By James Stafford | Posted: Tuesday, January 20, 2015 1:17 pm
This New Year, an old trend may become a new trend as conventional drilling in North America is once again in the spotlight at a time when oil prices continue their slump and the unconventional becomes increasingly uneconomical.
Advanced horizontal drilling and hydraulic fracking for extraction is much more expensive than conventional drilling. While these high-cost methods are the technology that ushered in the North American shale boom, in times of oil price troubles, plenty are moving back to the basics. Unexplored conventional plays are set for a mini-boom of their own.
The surge in high-tech exploration and production has been led by small to mid-sized independent companies who could foot the bill for expensive drilling and extraction as long as oil prices were high and the risk-to-reward ratio favorable.
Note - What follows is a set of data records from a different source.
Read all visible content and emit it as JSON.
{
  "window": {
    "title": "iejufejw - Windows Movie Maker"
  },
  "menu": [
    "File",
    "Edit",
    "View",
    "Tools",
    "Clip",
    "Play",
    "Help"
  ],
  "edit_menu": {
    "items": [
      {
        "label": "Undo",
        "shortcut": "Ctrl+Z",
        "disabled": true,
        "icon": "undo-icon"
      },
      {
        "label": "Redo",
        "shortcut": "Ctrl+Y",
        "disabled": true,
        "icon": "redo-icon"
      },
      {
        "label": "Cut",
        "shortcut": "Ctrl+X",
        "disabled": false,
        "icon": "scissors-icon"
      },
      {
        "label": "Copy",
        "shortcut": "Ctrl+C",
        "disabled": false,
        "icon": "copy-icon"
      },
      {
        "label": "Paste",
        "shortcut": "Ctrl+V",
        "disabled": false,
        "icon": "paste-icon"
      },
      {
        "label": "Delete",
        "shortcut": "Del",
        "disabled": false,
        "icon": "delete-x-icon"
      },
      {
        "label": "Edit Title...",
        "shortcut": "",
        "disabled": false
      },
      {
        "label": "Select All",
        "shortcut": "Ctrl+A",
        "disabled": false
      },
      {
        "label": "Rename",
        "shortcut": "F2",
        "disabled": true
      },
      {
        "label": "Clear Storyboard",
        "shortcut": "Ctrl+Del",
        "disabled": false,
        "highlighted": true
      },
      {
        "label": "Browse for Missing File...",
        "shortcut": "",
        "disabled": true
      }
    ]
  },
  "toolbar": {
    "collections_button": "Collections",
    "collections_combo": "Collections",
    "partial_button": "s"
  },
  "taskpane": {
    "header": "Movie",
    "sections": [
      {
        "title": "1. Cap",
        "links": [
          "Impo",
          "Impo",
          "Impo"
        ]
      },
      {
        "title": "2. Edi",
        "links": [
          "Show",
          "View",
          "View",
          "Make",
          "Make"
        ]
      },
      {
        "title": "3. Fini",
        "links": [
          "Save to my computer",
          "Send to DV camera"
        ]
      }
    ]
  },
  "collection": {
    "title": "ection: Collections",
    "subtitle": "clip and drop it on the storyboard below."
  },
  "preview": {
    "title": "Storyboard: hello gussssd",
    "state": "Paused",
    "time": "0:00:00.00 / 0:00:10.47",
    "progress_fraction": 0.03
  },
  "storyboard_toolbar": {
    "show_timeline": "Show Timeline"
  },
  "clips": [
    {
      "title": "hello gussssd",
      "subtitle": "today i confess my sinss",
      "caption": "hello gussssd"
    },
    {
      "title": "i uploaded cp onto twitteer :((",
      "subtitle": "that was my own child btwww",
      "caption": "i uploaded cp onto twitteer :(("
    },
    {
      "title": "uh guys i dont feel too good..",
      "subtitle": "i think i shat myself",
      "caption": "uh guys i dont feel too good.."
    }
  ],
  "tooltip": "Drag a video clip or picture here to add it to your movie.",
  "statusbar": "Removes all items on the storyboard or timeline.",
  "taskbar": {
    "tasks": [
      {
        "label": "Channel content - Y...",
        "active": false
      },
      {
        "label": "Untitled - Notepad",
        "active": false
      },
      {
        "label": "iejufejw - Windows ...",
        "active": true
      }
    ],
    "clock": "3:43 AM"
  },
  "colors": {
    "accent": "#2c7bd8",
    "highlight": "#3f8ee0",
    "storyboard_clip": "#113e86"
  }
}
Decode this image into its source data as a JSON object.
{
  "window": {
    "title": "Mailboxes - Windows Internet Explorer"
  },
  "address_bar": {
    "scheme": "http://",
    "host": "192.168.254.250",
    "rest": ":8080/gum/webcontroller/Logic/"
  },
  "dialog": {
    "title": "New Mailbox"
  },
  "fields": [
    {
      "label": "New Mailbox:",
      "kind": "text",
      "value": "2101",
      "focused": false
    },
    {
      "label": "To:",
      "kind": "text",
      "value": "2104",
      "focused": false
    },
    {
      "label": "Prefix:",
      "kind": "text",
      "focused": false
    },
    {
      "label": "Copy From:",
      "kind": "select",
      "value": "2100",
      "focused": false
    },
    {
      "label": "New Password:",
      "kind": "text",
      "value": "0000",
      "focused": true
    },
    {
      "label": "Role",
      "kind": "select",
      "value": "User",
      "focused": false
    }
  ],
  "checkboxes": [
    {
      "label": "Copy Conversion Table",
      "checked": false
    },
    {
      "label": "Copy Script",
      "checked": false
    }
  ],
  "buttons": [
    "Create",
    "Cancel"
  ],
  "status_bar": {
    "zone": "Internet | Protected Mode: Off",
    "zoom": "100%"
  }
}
This was a great plan when oil prices were over $100 a barrel.
Most independent drillers hit a break-even point around $80-$85 per barrel for shale drilling.
Beyond this, shale wells deplete much faster and during peak production, they are “highly leveraged to the prevailing energy price”. So when you sink millions into a shale well for quick reward when oil is at $100 a barrel and it suddenly plummets to $60 per barrel—you’re out a lot of cash and it is no longer feasible to produce.
One way for investors to hedge their bets is to look away from the shale cash cows and towards underexplored conventional plays that don’t require expensive horizontal drilling or fracking for extraction.
Going vertical is the safer bet, and there are two key areas that stand out: The all-time favorite Permian Basin in West Texas, and the prolific and still underexplored Saskatchewan province in Canada.
In the US, nearly 95% of new oil production between 2011 and 2013 was from seven key regions where horizontal drilling and fracking rule the day, led by North Dakota’s Bakken, South Texas’ Eagle Ford, and the Permian Basin in West Texas and New Mexico.
But what you may not know is that the Permian Basin isn’t all horizontal. In fact, just before the oil price slump, it was just getting to the point where horizontal drilling was starting to outpace vertical drilling.
The decline rates for these key regions speak volumes. The Eagle Ford region has an approximately 62% decline rate, the Bakken region 54%, and the Permian—where vertical plays a key role—has only a 33% decline rate.
In September, Encana Corp. (NYSE:ECA) agreed to acquire Athlon Energy’s (NASDAQ:ATHL) Permian basin assets for $7.1 billion. While horizontal wells are the longer-term plan, current production is almost entirely from vertical wells and Athlon had 1,121 vertical wells versus 17 producing horizontal wells on its acreage.
At the other end of North America, all eyes are on Canada’s Saskatchewan province, where Suncor Energy (SU) and Cenovus Energy (CVE)—two of the biggest oil sands producers in Canada—maintain significant profit margins despite all.
More narrowly, market attention is latching on to the Williston Basin, which is already producing 1 million barrels of light crude oil per day and is on track to double this with new wells coming online. Yet there remains a great deal of exploration to do here, and this basin is expected to come up with another major sweet spot.
Within this prospective sweet spot lies the Little Swan, whose name belies its potential to be the next major discovery with an extremely attractive risk-to-reward ratio. This is, after all, the single-largest oil permit in Saskatchewan.
Recently acquired in part by a small, fiery independent company called Bayhorse Silver Inc. (TSX Ventue:BHS), Little Swan, in the prolific Williston Basin is a 253,000-acre oil and gas prospect that is an extension of oil bearing formations of North Dakota and Montana, according to geological reports that indicate high potential for a new discovery.
What makes this area particularly attractive to prospective investors who are shell-shocked by the oil price slump is that drilling will be cheap. Bayhorse estimates that a 1,200ft-well would cost only $500,000 because there is no need for horizontal drilling or fracking.
Overall, Canada–the world’s fifth-largest oil producer and a country with more proven crude oil reserves than anywhere outside of Saudi Arabia and Venezuela—is shaping up to become a better bet for anyone who recognizes that the frackers are now a gamble, and even more of a gamble than expensive oil sands, which take a lot of upfront investment but don’t decline like shale.